Jika ini benar terjadi, publik harus bertanya: apakah kabinet 108 anggota ini adalah solusi atau justru masalah baru? Rakyat harus terus mengawasi dan mengingatkan bahwa pemerintahan bukan sekadar tentang jumlah orang, tetapi tentang kualitas dan dampak dari kebijakan yang dihasilkan.Â
Jika kabinet yang besar ini hanya akan menjadi tempat berkumpulnya politisi yang haus jabatan, maka jangan heran jika cita-cita Indonesia maju hanya akan menjadi mimpi kosong.

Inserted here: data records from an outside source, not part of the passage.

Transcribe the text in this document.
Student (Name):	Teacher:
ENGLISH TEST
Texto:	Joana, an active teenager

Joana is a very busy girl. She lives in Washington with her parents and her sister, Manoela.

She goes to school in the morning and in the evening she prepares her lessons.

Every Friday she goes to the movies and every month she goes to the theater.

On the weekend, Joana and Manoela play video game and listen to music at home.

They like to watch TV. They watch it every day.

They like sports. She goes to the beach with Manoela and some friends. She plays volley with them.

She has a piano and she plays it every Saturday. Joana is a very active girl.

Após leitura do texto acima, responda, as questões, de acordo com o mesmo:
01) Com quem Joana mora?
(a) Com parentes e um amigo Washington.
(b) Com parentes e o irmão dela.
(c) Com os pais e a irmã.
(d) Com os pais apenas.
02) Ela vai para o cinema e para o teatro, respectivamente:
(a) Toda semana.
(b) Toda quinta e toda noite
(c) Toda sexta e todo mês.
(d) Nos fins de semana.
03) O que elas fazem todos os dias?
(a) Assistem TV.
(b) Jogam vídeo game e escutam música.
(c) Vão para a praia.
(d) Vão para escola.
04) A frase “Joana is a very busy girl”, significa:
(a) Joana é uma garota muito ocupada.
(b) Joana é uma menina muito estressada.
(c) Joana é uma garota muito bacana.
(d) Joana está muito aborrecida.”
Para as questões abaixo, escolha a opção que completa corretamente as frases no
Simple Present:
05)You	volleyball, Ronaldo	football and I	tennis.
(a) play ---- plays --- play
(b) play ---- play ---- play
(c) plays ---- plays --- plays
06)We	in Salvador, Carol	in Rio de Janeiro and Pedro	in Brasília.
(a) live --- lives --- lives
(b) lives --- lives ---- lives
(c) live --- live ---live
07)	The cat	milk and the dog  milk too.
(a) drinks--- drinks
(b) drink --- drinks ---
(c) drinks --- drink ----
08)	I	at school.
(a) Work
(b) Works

Apakah kabinet gemuk ini benar-benar langkah revolusioner yang akan membawa percepatan kemajuan, atau hanya ilusi perubahan di balik kepentingan politik?Â
Rakyatlah yang akan menilai dan merasakan dampaknya. Jika pada akhirnya kabinet hanya menjadi simbol dari bagi-bagi kekuasaan, maka mungkin kita perlu bertanya kembali: siapakah yang sesungguhnya "lebih leluasa untuk tidur," para menteri atau rakyat yang kembali terlelap dalam kekecewaan?